The conventional planes get more turn rate with more weight. F 18 has lower instantaneous than a eagle than a sukhoi. Excluding the planes with fuselage lift (f16) or thrust vectoring, this rule holds. If something adds weight, like thrust vectoring, this is a double benefit. The su 35 turns 90 degrees in two seconds in air shows. Likely the most maneuverable non experimental jet fighter ever created.

The f 15 has a clipped delta wing. With increasing size there's a tendency to put more weight in the back or move the wings back. Although center of gravity is not published you can use RC models to understand it, and they confirm the f 15 is more unstable than a hornet and has a cog farther aft of the wing edge. The hornet LERX compensated for its smaller engine and does not help lift versus the eagle. The sustained turn rate of the eagle is worse as it's a big plane and a partial delta wing. The f 15 has a black box and is mechanical fly by wire, as it is unstable.

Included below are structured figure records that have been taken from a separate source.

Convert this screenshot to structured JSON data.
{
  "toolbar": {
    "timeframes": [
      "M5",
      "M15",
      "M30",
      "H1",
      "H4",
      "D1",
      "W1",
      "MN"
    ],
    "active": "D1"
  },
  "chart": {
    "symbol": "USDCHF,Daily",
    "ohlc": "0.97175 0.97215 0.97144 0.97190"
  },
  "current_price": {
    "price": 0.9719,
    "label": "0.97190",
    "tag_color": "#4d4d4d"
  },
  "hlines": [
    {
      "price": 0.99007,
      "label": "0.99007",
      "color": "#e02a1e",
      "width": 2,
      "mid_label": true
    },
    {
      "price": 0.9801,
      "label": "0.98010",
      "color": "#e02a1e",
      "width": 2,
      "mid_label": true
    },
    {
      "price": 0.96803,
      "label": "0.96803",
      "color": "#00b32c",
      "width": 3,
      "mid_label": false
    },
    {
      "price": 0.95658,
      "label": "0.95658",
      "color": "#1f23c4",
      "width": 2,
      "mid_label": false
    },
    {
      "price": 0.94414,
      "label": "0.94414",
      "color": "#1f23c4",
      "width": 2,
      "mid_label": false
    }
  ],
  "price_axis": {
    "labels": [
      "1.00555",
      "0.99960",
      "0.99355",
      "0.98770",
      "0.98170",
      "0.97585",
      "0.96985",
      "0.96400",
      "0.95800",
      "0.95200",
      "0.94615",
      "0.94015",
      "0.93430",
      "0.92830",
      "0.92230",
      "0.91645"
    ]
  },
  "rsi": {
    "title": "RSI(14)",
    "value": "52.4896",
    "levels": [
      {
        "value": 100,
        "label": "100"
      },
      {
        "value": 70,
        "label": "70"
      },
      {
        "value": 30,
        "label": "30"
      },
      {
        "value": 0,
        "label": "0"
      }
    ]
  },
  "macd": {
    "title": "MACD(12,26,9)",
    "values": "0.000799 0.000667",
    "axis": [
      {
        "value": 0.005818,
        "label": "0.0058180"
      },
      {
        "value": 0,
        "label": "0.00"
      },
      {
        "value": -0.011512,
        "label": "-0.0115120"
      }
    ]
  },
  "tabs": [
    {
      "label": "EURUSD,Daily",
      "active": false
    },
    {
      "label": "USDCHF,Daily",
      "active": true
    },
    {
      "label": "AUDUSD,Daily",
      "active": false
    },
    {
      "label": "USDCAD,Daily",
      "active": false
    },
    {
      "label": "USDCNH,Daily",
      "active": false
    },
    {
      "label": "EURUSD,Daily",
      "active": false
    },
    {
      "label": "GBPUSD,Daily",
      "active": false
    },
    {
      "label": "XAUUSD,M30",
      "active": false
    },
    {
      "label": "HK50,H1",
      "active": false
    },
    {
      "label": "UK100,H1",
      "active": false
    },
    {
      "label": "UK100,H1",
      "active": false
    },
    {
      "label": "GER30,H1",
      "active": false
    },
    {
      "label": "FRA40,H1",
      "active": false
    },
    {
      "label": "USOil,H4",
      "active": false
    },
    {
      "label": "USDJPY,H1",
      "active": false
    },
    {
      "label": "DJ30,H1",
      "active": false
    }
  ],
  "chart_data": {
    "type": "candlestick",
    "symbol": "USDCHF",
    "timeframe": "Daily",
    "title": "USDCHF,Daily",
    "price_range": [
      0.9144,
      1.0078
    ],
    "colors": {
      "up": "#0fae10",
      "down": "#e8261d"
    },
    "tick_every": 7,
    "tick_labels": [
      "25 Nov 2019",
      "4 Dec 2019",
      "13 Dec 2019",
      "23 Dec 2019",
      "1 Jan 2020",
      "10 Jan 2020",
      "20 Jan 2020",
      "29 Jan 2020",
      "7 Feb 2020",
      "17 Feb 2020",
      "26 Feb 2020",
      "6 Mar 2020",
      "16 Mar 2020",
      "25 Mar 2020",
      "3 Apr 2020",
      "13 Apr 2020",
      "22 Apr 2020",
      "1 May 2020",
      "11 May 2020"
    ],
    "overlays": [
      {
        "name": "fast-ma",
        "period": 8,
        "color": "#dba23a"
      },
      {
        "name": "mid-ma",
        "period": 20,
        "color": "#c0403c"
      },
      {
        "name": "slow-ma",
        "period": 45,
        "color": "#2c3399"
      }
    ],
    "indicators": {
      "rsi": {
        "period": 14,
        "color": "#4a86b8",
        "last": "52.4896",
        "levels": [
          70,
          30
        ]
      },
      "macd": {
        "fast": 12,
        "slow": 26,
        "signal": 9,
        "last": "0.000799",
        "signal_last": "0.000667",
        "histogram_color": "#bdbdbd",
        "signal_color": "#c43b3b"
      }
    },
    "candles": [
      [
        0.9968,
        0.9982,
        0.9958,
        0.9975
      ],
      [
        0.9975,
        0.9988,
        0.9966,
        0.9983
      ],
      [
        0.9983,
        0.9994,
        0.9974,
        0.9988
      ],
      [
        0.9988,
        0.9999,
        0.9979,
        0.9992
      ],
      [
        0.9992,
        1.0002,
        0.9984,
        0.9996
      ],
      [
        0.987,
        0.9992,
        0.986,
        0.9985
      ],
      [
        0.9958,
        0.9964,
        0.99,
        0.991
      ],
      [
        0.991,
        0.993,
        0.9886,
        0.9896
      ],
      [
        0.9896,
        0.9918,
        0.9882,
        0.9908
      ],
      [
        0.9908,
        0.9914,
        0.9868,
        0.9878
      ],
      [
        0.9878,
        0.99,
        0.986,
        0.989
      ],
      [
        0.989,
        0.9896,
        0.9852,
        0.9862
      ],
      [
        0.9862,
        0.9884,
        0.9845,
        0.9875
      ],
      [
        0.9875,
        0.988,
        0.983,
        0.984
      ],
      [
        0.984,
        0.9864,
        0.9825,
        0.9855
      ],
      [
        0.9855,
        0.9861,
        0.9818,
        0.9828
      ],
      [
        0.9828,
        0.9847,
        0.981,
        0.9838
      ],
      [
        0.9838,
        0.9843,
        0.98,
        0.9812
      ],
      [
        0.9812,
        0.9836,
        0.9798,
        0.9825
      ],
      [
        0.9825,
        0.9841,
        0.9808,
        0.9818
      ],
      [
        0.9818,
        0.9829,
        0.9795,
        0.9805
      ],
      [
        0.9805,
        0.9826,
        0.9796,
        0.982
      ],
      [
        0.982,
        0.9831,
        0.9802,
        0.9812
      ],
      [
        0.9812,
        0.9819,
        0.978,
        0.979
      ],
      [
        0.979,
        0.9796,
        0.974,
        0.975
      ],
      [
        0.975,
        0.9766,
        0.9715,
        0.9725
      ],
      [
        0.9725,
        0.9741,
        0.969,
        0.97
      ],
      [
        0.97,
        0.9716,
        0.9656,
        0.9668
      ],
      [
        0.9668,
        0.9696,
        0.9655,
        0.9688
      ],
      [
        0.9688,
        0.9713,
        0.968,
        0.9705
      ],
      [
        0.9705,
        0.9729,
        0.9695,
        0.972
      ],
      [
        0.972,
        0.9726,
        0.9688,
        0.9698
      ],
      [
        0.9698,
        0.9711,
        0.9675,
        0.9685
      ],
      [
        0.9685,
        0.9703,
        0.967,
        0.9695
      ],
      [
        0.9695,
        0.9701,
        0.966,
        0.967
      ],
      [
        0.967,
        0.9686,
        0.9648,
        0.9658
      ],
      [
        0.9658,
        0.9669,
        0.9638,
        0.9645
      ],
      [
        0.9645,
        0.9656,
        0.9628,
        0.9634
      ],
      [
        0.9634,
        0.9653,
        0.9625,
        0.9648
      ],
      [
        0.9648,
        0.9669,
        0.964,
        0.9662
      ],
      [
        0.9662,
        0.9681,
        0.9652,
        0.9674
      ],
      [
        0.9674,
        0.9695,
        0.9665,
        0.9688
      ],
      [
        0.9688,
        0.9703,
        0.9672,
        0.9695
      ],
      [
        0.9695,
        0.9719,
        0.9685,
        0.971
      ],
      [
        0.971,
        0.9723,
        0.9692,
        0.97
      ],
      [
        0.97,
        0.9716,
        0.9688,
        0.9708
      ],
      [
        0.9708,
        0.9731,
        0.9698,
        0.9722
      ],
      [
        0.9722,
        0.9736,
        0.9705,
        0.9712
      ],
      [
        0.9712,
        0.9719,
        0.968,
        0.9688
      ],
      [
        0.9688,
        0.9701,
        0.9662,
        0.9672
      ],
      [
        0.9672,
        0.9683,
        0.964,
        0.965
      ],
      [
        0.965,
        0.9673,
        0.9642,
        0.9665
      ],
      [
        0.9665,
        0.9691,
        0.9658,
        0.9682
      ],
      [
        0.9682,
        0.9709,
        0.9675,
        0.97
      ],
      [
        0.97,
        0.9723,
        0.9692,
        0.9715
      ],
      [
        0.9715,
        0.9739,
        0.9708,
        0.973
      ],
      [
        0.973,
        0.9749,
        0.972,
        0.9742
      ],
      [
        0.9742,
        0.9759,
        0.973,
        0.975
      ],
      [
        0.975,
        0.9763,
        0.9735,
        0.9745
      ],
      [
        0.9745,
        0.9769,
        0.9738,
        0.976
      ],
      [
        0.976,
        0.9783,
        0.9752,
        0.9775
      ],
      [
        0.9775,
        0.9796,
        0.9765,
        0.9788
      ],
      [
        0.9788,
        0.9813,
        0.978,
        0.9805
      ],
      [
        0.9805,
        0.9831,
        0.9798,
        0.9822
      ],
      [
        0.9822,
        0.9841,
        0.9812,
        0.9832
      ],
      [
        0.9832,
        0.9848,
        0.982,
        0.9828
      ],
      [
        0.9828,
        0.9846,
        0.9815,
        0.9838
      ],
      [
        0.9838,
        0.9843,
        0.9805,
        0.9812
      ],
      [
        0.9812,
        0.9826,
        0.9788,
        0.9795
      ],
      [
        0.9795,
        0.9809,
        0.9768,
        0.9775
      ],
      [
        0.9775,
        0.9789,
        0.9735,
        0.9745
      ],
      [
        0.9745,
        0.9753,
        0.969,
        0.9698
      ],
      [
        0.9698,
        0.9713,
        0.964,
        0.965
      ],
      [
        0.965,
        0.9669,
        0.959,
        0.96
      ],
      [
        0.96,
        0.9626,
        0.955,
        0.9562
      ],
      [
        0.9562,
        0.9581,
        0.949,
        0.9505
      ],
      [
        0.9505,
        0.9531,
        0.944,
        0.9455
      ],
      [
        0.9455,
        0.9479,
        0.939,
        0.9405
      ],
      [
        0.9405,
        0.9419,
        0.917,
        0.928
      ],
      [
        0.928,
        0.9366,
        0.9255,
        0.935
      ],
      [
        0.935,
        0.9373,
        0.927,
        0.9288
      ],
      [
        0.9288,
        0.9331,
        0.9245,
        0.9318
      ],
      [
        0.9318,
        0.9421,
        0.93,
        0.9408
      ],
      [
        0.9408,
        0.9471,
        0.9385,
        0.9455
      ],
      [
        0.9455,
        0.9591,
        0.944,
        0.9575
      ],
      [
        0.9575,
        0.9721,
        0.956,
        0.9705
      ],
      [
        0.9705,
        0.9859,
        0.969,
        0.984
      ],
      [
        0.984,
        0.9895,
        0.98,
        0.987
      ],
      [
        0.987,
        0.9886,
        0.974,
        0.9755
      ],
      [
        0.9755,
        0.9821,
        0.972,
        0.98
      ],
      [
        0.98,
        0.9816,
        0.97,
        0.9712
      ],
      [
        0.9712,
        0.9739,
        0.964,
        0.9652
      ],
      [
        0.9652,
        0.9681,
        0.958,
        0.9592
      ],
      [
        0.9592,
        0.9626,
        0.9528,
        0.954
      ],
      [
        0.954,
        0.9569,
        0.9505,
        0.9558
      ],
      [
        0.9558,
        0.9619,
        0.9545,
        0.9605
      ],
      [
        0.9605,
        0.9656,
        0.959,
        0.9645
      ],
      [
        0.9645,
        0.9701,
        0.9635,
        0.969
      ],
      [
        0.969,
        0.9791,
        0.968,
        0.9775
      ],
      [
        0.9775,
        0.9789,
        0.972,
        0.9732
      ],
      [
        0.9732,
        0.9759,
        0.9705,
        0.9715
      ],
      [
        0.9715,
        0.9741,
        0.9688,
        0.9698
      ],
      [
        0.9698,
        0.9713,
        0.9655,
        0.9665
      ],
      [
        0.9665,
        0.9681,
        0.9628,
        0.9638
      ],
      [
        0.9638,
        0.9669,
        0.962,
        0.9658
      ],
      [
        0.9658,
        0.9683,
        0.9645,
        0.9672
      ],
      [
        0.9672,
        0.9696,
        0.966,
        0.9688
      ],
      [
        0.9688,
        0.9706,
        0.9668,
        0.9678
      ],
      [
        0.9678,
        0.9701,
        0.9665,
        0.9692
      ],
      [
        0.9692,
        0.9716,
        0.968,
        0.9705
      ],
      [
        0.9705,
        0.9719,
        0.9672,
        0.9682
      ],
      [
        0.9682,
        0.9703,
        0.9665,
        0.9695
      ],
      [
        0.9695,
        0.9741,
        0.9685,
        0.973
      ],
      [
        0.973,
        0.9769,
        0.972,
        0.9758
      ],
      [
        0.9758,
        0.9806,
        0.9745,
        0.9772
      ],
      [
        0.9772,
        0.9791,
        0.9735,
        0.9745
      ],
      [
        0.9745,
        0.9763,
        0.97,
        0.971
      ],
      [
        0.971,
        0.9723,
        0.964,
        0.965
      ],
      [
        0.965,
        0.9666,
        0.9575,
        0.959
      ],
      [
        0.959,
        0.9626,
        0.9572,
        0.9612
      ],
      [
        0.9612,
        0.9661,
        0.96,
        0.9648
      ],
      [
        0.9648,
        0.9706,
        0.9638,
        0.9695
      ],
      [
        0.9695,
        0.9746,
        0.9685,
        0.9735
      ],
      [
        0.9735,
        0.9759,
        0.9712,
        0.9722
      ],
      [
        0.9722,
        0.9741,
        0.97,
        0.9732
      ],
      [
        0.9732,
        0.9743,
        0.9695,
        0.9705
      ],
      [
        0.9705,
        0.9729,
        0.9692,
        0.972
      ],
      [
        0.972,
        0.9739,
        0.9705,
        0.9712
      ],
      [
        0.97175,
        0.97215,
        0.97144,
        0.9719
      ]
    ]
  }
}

For delta wings it's the opposite. Smaller delta wings turn more. Besides the su 35 the most maneuverable plane is the gripen. Delta wings have more speed. Otherwise they have worse low speed handling, more material, can't climb while turning, and have every disadvantage except the only factor that matters in dogfights, instantaneous turn.

As you can see the combination of technology (delta wing, thrust vectoring, relaxed stability) decide turn rate. The f 15 is a big partial delta wing, the gripen is a small one, and the su 35 is a big conventional plane with thrust vectoring.